- Steven Lubin in 2005

Background information
- Born: 1942 (age 83–84) Brooklyn, New York City
- Genres: Classical music
- Occupation: Pianist
- Instrument: Fortepiano

= Steven Lubin =

American pianist and musical scholar (born 1942)

Steven Lubin (born 1942) is an American pianist and musical scholar. He is best known for his performances on the fortepiano, the early version of the piano.

==Studies==

Lubin was born in Brooklyn, New York City. He studied piano with Lisa Grad, Nadia Reisenberg, Seymour Lipkin, Rosina Lhévinne and Beveridge Webster, and viola with Florence Nicolaides.

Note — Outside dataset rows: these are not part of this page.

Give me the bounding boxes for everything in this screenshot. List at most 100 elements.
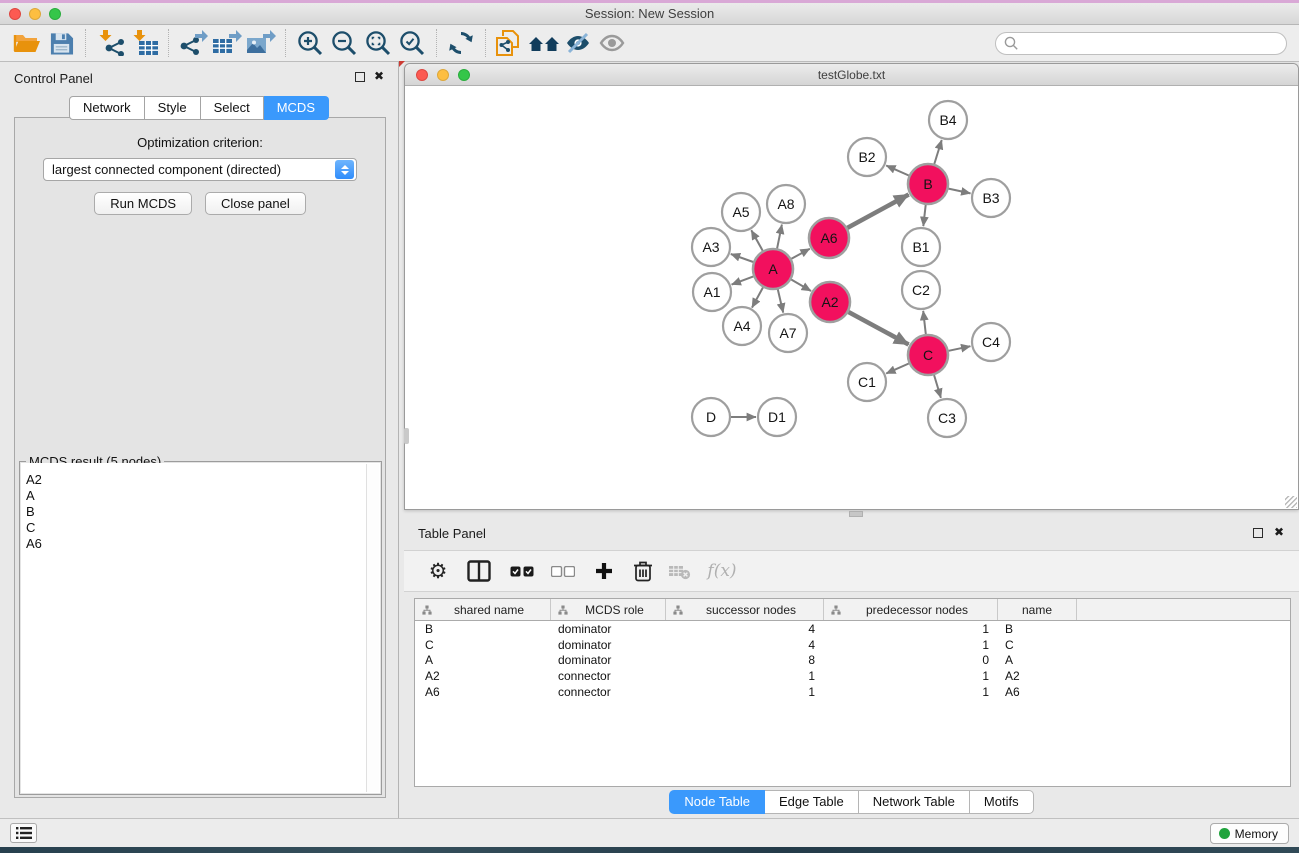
tab-style[interactable]: Style <box>145 96 201 120</box>
zoom-in-button[interactable] <box>293 27 327 59</box>
show-columns-button[interactable] <box>466 554 492 588</box>
cell-name[interactable]: A6 <box>998 685 1077 699</box>
zoom-fit-button[interactable] <box>361 27 395 59</box>
table-row[interactable]: A6connector11A6 <box>415 684 1290 700</box>
run-mcds-button[interactable]: Run MCDS <box>94 192 192 215</box>
column-header-predecessor-nodes[interactable]: predecessor nodes <box>824 599 998 620</box>
table-row[interactable]: Cdominator41C <box>415 637 1290 653</box>
optimization-criterion-select[interactable]: largest connected component (directed) <box>43 158 357 181</box>
graph-edge-C-C4[interactable] <box>949 346 971 351</box>
result-item[interactable]: B <box>21 504 380 520</box>
graph-edge-B-B3[interactable] <box>949 189 971 194</box>
clone-network-button[interactable] <box>493 27 527 59</box>
table-row[interactable]: A2connector11A2 <box>415 668 1290 684</box>
task-history-button[interactable] <box>10 823 37 843</box>
import-table-button[interactable] <box>127 27 161 59</box>
graph-edge-A-A8[interactable] <box>777 225 782 249</box>
close-panel-icon[interactable]: ✖ <box>374 69 384 83</box>
graph-edge-A-A5[interactable] <box>751 230 762 250</box>
graph-node-B4[interactable]: B4 <box>929 101 967 139</box>
tab-motifs[interactable]: Motifs <box>970 790 1034 814</box>
zoom-selected-button[interactable] <box>395 27 429 59</box>
cell-shared-name[interactable]: A6 <box>415 685 551 699</box>
table-settings-button[interactable]: ⚙ <box>426 554 450 588</box>
graph-edge-C-C2[interactable] <box>923 311 926 334</box>
cell-successor-nodes[interactable]: 1 <box>666 669 824 683</box>
network-graph[interactable]: AA1A2A3A4A5A6A7A8BB1B2B3B4CC1C2C3C4DD1 <box>405 86 1298 509</box>
export-table-button[interactable] <box>210 27 244 59</box>
graph-node-B3[interactable]: B3 <box>972 179 1010 217</box>
save-session-button[interactable] <box>44 27 78 59</box>
close-panel-button[interactable]: Close panel <box>205 192 306 215</box>
cell-MCDS-role[interactable]: dominator <box>551 622 666 636</box>
show-all-networks-button[interactable] <box>527 27 561 59</box>
vertical-scrollbar-thumb[interactable] <box>404 428 409 444</box>
graph-node-B2[interactable]: B2 <box>848 138 886 176</box>
open-session-button[interactable] <box>10 27 44 59</box>
graph-edge-C-C1[interactable] <box>886 364 909 374</box>
cell-predecessor-nodes[interactable]: 1 <box>824 685 998 699</box>
float-panel-icon[interactable] <box>355 72 365 82</box>
hide-selected-button[interactable] <box>561 27 595 59</box>
tab-mcds[interactable]: MCDS <box>264 96 329 120</box>
graph-edge-B-B1[interactable] <box>923 205 925 226</box>
graph-node-C4[interactable]: C4 <box>972 323 1010 361</box>
graph-node-A2[interactable]: A2 <box>810 282 850 322</box>
graph-node-B[interactable]: B <box>908 164 948 204</box>
graph-node-A7[interactable]: A7 <box>769 314 807 352</box>
horizontal-scrollbar-thumb[interactable] <box>849 511 863 517</box>
mcds-result-list[interactable]: A2ABCA6 <box>21 463 380 793</box>
network-window-titlebar[interactable]: testGlobe.txt <box>405 64 1298 86</box>
graph-node-C3[interactable]: C3 <box>928 399 966 437</box>
graph-node-A4[interactable]: A4 <box>723 307 761 345</box>
graph-node-A[interactable]: A <box>753 249 793 289</box>
cell-successor-nodes[interactable]: 4 <box>666 638 824 652</box>
cell-name[interactable]: A <box>998 653 1077 667</box>
cell-MCDS-role[interactable]: connector <box>551 669 666 683</box>
cell-MCDS-role[interactable]: connector <box>551 685 666 699</box>
cell-MCDS-role[interactable]: dominator <box>551 653 666 667</box>
result-item[interactable]: A <box>21 488 380 504</box>
table-row[interactable]: Bdominator41B <box>415 621 1290 637</box>
cell-predecessor-nodes[interactable]: 1 <box>824 622 998 636</box>
graph-node-A3[interactable]: A3 <box>692 228 730 266</box>
cell-shared-name[interactable]: C <box>415 638 551 652</box>
column-header-shared-name[interactable]: shared name <box>415 599 551 620</box>
export-network-button[interactable] <box>176 27 210 59</box>
graph-node-A1[interactable]: A1 <box>693 273 731 311</box>
graph-node-A5[interactable]: A5 <box>722 193 760 231</box>
select-all-button[interactable] <box>508 554 536 588</box>
tab-network[interactable]: Network <box>69 96 145 120</box>
zoom-out-button[interactable] <box>327 27 361 59</box>
result-item[interactable]: A2 <box>21 472 380 488</box>
tab-edge-table[interactable]: Edge Table <box>765 790 859 814</box>
graph-node-D[interactable]: D <box>692 398 730 436</box>
cell-name[interactable]: A2 <box>998 669 1077 683</box>
cell-successor-nodes[interactable]: 4 <box>666 622 824 636</box>
cell-predecessor-nodes[interactable]: 1 <box>824 669 998 683</box>
result-list-scrollbar[interactable] <box>366 464 379 792</box>
graph-node-B1[interactable]: B1 <box>902 228 940 266</box>
graph-edge-A6-B[interactable] <box>847 195 908 228</box>
cell-shared-name[interactable]: B <box>415 622 551 636</box>
graph-edge-A2-C[interactable] <box>849 312 909 345</box>
create-column-button[interactable] <box>593 554 615 588</box>
cell-predecessor-nodes[interactable]: 1 <box>824 638 998 652</box>
search-input[interactable] <box>1020 36 1270 50</box>
network-search-field[interactable] <box>995 32 1287 55</box>
graph-edge-A-A6[interactable] <box>791 249 809 259</box>
result-item[interactable]: C <box>21 520 380 536</box>
import-network-button[interactable] <box>93 27 127 59</box>
result-item[interactable]: A6 <box>21 536 380 552</box>
cell-shared-name[interactable]: A <box>415 653 551 667</box>
show-hidden-button[interactable] <box>595 27 629 59</box>
cell-MCDS-role[interactable]: dominator <box>551 638 666 652</box>
column-header-MCDS-role[interactable]: MCDS role <box>551 599 666 620</box>
memory-button[interactable]: Memory <box>1210 823 1289 844</box>
graph-edge-A-A7[interactable] <box>778 289 783 312</box>
window-resize-grip[interactable] <box>1285 496 1297 508</box>
float-table-panel-icon[interactable] <box>1253 528 1263 538</box>
cell-name[interactable]: B <box>998 622 1077 636</box>
column-header-name[interactable]: name <box>998 599 1077 620</box>
graph-edge-A-A2[interactable] <box>791 280 811 292</box>
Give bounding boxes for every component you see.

He attended New York's High School of Music & Art; graduated from Harvard College, majoring in philosophy; he earned a master's degree in piano at the Juilliard School; and he completed his Ph.D. in musicology at New York University, where he wrote a dissertation entitled Techniques for the Analysis of Development in Middle-Period Beethoven.

==Period performance==

A subspecialty of Lubin's is his approach to performing the keyboard works of the Viennese Classical composers (Mozart, Haydn, Beethoven and Schubert) on replicas of the historic instruments actually used by the composers. Such instruments are often generically called fortepianos. In the 1960s, Lubin frequented the New Hampshire workshop of Philip Belt, a pioneering American builder of fortepiano replicas, and became curious how Mozart's piano concertos would have sounded on these instruments in their original performances. In the mid 1970s, he built a fortepiano replica of his own, with the help of a piano technician friend, Lee Morton, who had served as Belt's apprentice. At his debut recital at Carnegie Recital Hall in 1977, Lubin performed Mozart works on his fortepiano, along with a large-scale Chopin work on the modern grand. (More recently, he uses instruments by expert builders, particularly those of Rodney Regier of Freeport, Maine.)

Subsequently, he organized a period-instrument Mozart orchestra, The Mozartean Players, and presented, throughout the 1980s, a series of period performances of Mozart piano concertos in major New York halls. At these performances Lubin conducted and played the solo parts. Arabesque Records recorded a series these works, and a new release from among the performances of this era has appeared in 2006 on the Classical Soundings label.

Lubin has made concert tours in North America, Europe and Australia.

==Recordings==

As a recording artist Lubin has made 20 CDs for Decca, Harmonia Mundi USA, Arabesque and Classical Soundings.

In 1987, Decca Records in London engaged Lubin to record and perform the cycle of Beethoven piano concertos on period instruments, in collaboration with the Academy of Ancient Music directed by Christopher Hogwood. These recordings have been reissued by Decca in 2006. In addition to other recordings for Decca, Lubin has made CDs for Harmonia Mundi USA of the complete trios and piano quartets of Mozart, and of Schubert's trios. These recordings were issued by The Mozartean Players in trio format, where Lubin was joined by Stanley Ritchie, violin, and Myron Lutzke, cello. Anca Nicolau is currently the violinist of the trio.

On the modern piano in recent years Lubin has appeared both as a solo recitalist and concerto soloist.

==Writings==

Lubin writes frequently on musical subjects. In his Ph.D. dissertation (1974), he pointed out that (1) a fruitful way of understanding 18th-century European music follows from the recognition that the composers of that era inhabited a special, abstract, communally shared harmonic space (nowadays sometimes called modulatory space) that existed independently of individual works; (2) that the internal features of this space underwent evolutionary change in the course of the 18th century; (3) that a graphic depiction of this space could be used as a map to trace the various routes composers used to navigate about in their cosmos, and that their designs for these routes constitute an important aspect of the effect and beauty of their large-scale works; and (4) that in the later 18th century, for reasons arising out of the geometry of key-relations employed by composers, their abstract background space took the form of a torus (donut).

==Teaching==

Lubin has taught at the Juilliard School, Vassar College, Cornell University (where he was head of the theory program) and at Purchase College SUNY), where he is currently a distinguished professor.